Light facelift hasn't banished any of the Impian's really unforgivable flaws. It's cheap, but in almost every respect, it feels cheap too
What’s new?
Not a great deal. On the outside, the rear light clusters and nose have been redesigned. Inside, there are now circular air vents on the centre console and some hideous wood-alike trim inserts on the doors and steering wheel.
What’s it like?
As a car that looked dull and dated when it was first launched, time has not been kind to the Impian. The same goes for the cabin. Despite the facelift, it all feels rather cheap and old fashioned.
Equipment levels are generous, but this is spoilt by some shocking material quality and shoddy fit and finish. And the noise emitted by the rear parking sensors is more akin to a nest of hungry sparrow chicks than the sound of a sophisticated safety device.
That said, the Impian is quite a fun drive.
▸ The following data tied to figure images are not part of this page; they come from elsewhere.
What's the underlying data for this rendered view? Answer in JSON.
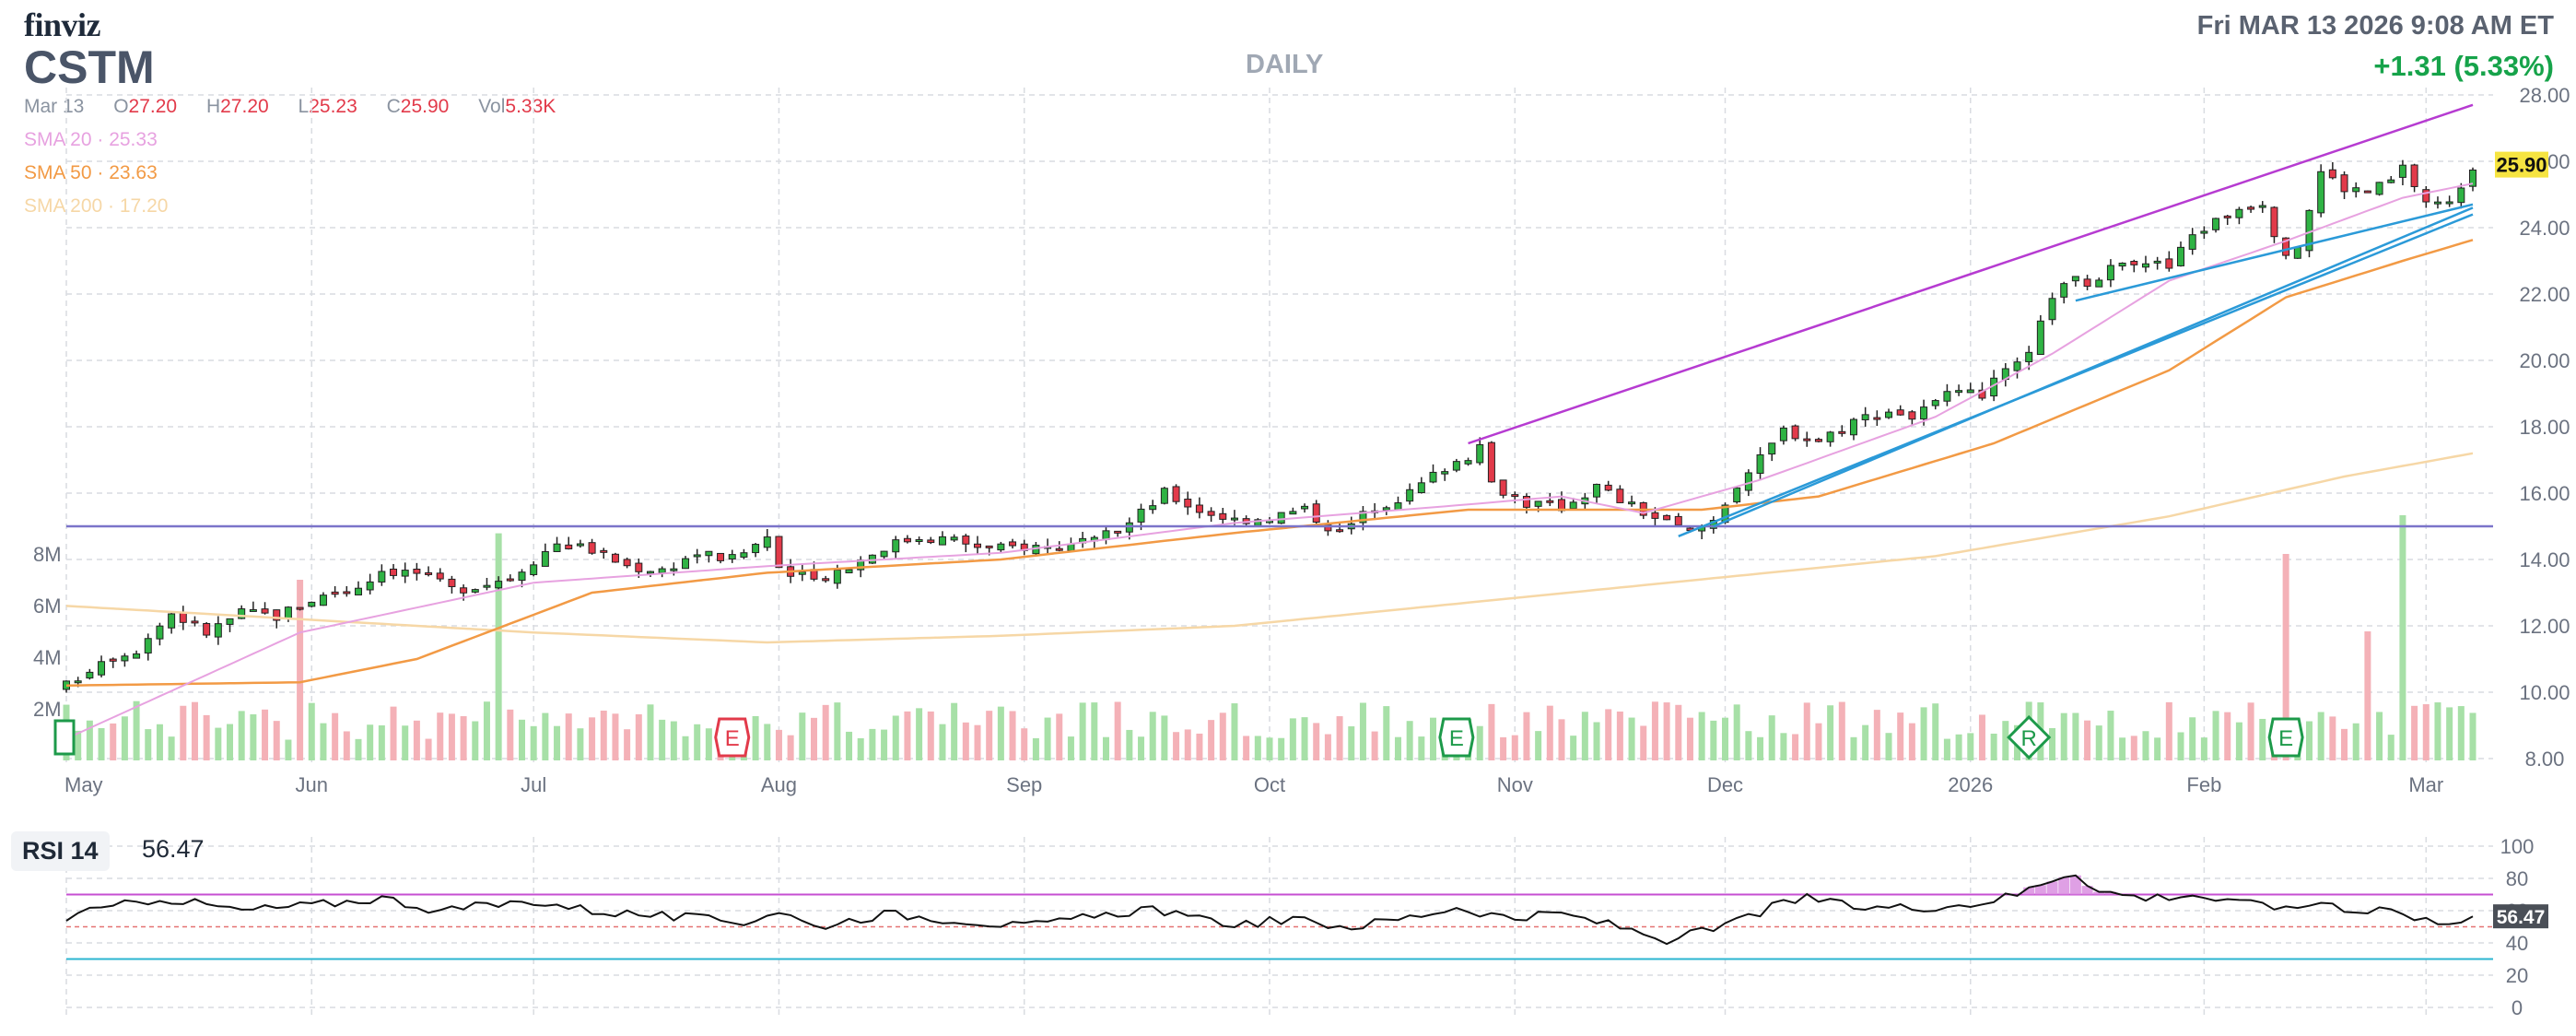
{
  "header": {
    "logo": "finviz",
    "ticker": "CSTM",
    "period": "DAILY",
    "datetime": "Fri MAR 13 2026 9:08 AM ET",
    "change": "+1.31 (5.33%)"
  },
  "ohlc": {
    "date": "Mar 13",
    "open_label": "O",
    "open": "27.20",
    "high_label": "H",
    "high": "27.20",
    "low_label": "L",
    "low": "25.23",
    "close_label": "C",
    "close": "25.90",
    "vol_label": "Vol",
    "vol": "5.33K"
  },
  "sma": {
    "sma20": "SMA 20 · 25.33",
    "sma50": "SMA 50 · 23.63",
    "sma200": "SMA 200 · 17.20"
  },
  "rsi": {
    "label": "RSI 14",
    "value": "56.47"
  },
  "colors": {
    "up": "#2fb344",
    "down": "#e23a4a",
    "vol_up": "#a7e0a7",
    "vol_down": "#f4b1b7",
    "sma20": "#e7a2e0",
    "sma50": "#f29a45",
    "sma200": "#f6d7a6",
    "trend_purple": "#b63bd1",
    "trend_blue": "#2b9ad8",
    "hline": "#7b74c9",
    "rsi_line": "#111111",
    "rsi_over": "#c64fd2",
    "rsi_under": "#2bb5d0",
    "last_price_bg": "#f6e441"
  },
  "chart_data": [
    {
      "type": "candlestick",
      "title": "",
      "ylim": [
        8,
        28
      ],
      "yticks": [
        "28.00",
        "26.00",
        "24.00",
        "22.00",
        "20.00",
        "18.00",
        "16.00",
        "14.00",
        "12.00",
        "10.00",
        "8.00"
      ],
      "xticks": [
        "May",
        "Jun",
        "Jul",
        "Aug",
        "Sep",
        "Oct",
        "Nov",
        "Dec",
        "2026",
        "Feb",
        "Mar"
      ],
      "xtick_days": [
        0,
        21,
        40,
        61,
        82,
        103,
        124,
        142,
        163,
        183,
        202
      ],
      "anchors": [
        [
          0,
          10.2
        ],
        [
          3,
          11.0
        ],
        [
          6,
          11.3
        ],
        [
          9,
          12.4
        ],
        [
          12,
          11.8
        ],
        [
          15,
          12.4
        ],
        [
          18,
          12.3
        ],
        [
          21,
          12.8
        ],
        [
          25,
          13.2
        ],
        [
          27,
          13.7
        ],
        [
          30,
          13.6
        ],
        [
          33,
          13.1
        ],
        [
          36,
          13.3
        ],
        [
          38,
          13.5
        ],
        [
          40,
          14.0
        ],
        [
          42,
          14.5
        ],
        [
          45,
          14.3
        ],
        [
          48,
          13.8
        ],
        [
          51,
          13.7
        ],
        [
          54,
          14.2
        ],
        [
          57,
          14.0
        ],
        [
          60,
          14.7
        ],
        [
          61,
          13.6
        ],
        [
          64,
          13.4
        ],
        [
          67,
          13.8
        ],
        [
          70,
          14.4
        ],
        [
          73,
          14.7
        ],
        [
          76,
          14.6
        ],
        [
          79,
          14.3
        ],
        [
          82,
          14.4
        ],
        [
          85,
          14.4
        ],
        [
          88,
          14.5
        ],
        [
          91,
          15.1
        ],
        [
          94,
          16.0
        ],
        [
          97,
          15.5
        ],
        [
          100,
          15.2
        ],
        [
          103,
          15.3
        ],
        [
          106,
          15.5
        ],
        [
          109,
          14.8
        ],
        [
          112,
          15.6
        ],
        [
          115,
          16.0
        ],
        [
          118,
          16.8
        ],
        [
          121,
          17.3
        ],
        [
          122,
          16.3
        ],
        [
          125,
          15.7
        ],
        [
          128,
          15.6
        ],
        [
          131,
          16.2
        ],
        [
          134,
          15.6
        ],
        [
          137,
          15.1
        ],
        [
          139,
          14.8
        ],
        [
          141,
          15.2
        ],
        [
          143,
          16.3
        ],
        [
          145,
          17.0
        ],
        [
          147,
          17.9
        ],
        [
          150,
          17.6
        ],
        [
          153,
          18.2
        ],
        [
          156,
          18.5
        ],
        [
          158,
          18.3
        ],
        [
          161,
          18.9
        ],
        [
          164,
          19.0
        ],
        [
          166,
          19.6
        ],
        [
          168,
          20.1
        ],
        [
          170,
          22.0
        ],
        [
          172,
          22.4
        ],
        [
          174,
          22.3
        ],
        [
          176,
          23.1
        ],
        [
          178,
          23.0
        ],
        [
          180,
          22.8
        ],
        [
          182,
          23.8
        ],
        [
          184,
          24.2
        ],
        [
          186,
          24.6
        ],
        [
          188,
          24.8
        ],
        [
          190,
          23.0
        ],
        [
          191,
          23.5
        ],
        [
          193,
          25.7
        ],
        [
          195,
          25.2
        ],
        [
          197,
          25.1
        ],
        [
          199,
          25.4
        ],
        [
          200,
          25.8
        ],
        [
          202,
          24.8
        ],
        [
          204,
          24.7
        ],
        [
          206,
          25.9
        ]
      ],
      "n_days": 206,
      "last_price": "25.90",
      "sma20": [
        [
          0,
          8.6
        ],
        [
          20,
          11.8
        ],
        [
          40,
          13.3
        ],
        [
          60,
          13.8
        ],
        [
          80,
          14.2
        ],
        [
          100,
          15.1
        ],
        [
          118,
          15.6
        ],
        [
          128,
          15.9
        ],
        [
          135,
          15.4
        ],
        [
          145,
          16.4
        ],
        [
          160,
          18.3
        ],
        [
          170,
          20.2
        ],
        [
          180,
          22.4
        ],
        [
          190,
          23.6
        ],
        [
          200,
          24.9
        ],
        [
          206,
          25.33
        ]
      ],
      "sma50": [
        [
          0,
          10.2
        ],
        [
          20,
          10.3
        ],
        [
          30,
          11.0
        ],
        [
          45,
          13.0
        ],
        [
          60,
          13.6
        ],
        [
          80,
          14.0
        ],
        [
          100,
          14.8
        ],
        [
          120,
          15.5
        ],
        [
          140,
          15.5
        ],
        [
          150,
          15.9
        ],
        [
          165,
          17.5
        ],
        [
          180,
          19.7
        ],
        [
          190,
          21.9
        ],
        [
          200,
          23.0
        ],
        [
          206,
          23.63
        ]
      ],
      "sma200": [
        [
          0,
          12.6
        ],
        [
          40,
          11.8
        ],
        [
          60,
          11.5
        ],
        [
          80,
          11.7
        ],
        [
          100,
          12.0
        ],
        [
          120,
          12.7
        ],
        [
          140,
          13.4
        ],
        [
          160,
          14.1
        ],
        [
          180,
          15.3
        ],
        [
          195,
          16.5
        ],
        [
          206,
          17.2
        ]
      ],
      "hline": 15.0,
      "trendlines": [
        {
          "color": "purple",
          "from": [
            120,
            17.5
          ],
          "to": [
            206,
            27.7
          ]
        },
        {
          "color": "blue",
          "from": [
            138,
            14.7
          ],
          "to": [
            206,
            24.4
          ]
        },
        {
          "color": "blue",
          "from": [
            141,
            15.0
          ],
          "to": [
            206,
            24.6
          ]
        },
        {
          "color": "blue",
          "from": [
            172,
            21.8
          ],
          "to": [
            206,
            24.7
          ]
        }
      ],
      "volume_ticks": [
        "8M",
        "6M",
        "4M",
        "2M"
      ],
      "vol_highlights": [
        [
          20,
          7.0
        ],
        [
          37,
          8.8
        ],
        [
          190,
          8.0
        ],
        [
          197,
          5.0
        ],
        [
          200,
          9.5
        ]
      ],
      "event_markers": [
        {
          "day": 57,
          "label": "E",
          "kind": "down"
        },
        {
          "day": 119,
          "label": "E",
          "kind": "up"
        },
        {
          "day": 168,
          "label": "R",
          "kind": "up"
        },
        {
          "day": 190,
          "label": "E",
          "kind": "up"
        }
      ]
    },
    {
      "type": "line",
      "title": "RSI 14",
      "ylim": [
        0,
        100
      ],
      "yticks": [
        "100",
        "80",
        "60",
        "40",
        "20",
        "0"
      ],
      "overbought": 70,
      "oversold": 30,
      "midline": 50,
      "last_value": "56.47",
      "values_anchor": [
        [
          0,
          56
        ],
        [
          8,
          68
        ],
        [
          15,
          60
        ],
        [
          22,
          64
        ],
        [
          27,
          68
        ],
        [
          32,
          60
        ],
        [
          40,
          66
        ],
        [
          45,
          60
        ],
        [
          52,
          56
        ],
        [
          58,
          53
        ],
        [
          61,
          60
        ],
        [
          64,
          50
        ],
        [
          70,
          58
        ],
        [
          77,
          54
        ],
        [
          82,
          50
        ],
        [
          88,
          56
        ],
        [
          93,
          62
        ],
        [
          96,
          55
        ],
        [
          100,
          52
        ],
        [
          105,
          54
        ],
        [
          110,
          50
        ],
        [
          115,
          56
        ],
        [
          119,
          62
        ],
        [
          124,
          55
        ],
        [
          128,
          58
        ],
        [
          133,
          50
        ],
        [
          137,
          42
        ],
        [
          141,
          48
        ],
        [
          146,
          62
        ],
        [
          149,
          68
        ],
        [
          153,
          62
        ],
        [
          158,
          62
        ],
        [
          163,
          64
        ],
        [
          167,
          70
        ],
        [
          170,
          80
        ],
        [
          172,
          84
        ],
        [
          174,
          72
        ],
        [
          178,
          68
        ],
        [
          182,
          70
        ],
        [
          186,
          64
        ],
        [
          188,
          66
        ],
        [
          190,
          60
        ],
        [
          193,
          66
        ],
        [
          196,
          60
        ],
        [
          199,
          62
        ],
        [
          201,
          54
        ],
        [
          204,
          54
        ],
        [
          206,
          56.47
        ]
      ]
    }
  ]
}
With Lotus-tuned suspension and compact dimensions, the Proton feels wieldy in town and can be fun to hustle along a B-road.
What it isn’t is even remotely refined; the same stiff suspension settings that keep it upright through the twists make it infuriatingly incompliant over speed bumps and through pot holes, and that 1.6-litre four really begins to thrash above 3500rpm.
Should I buy one?
Almost definitely not. The Impian lags an awfully long way behind rivals like the Ford Focus in practically every way. Its biggest redeeming feature is that this top spec GSX is a full £4k cheaper than an equivalent spec Focus. If sticker price is truly important to you, that’s something to think about at least.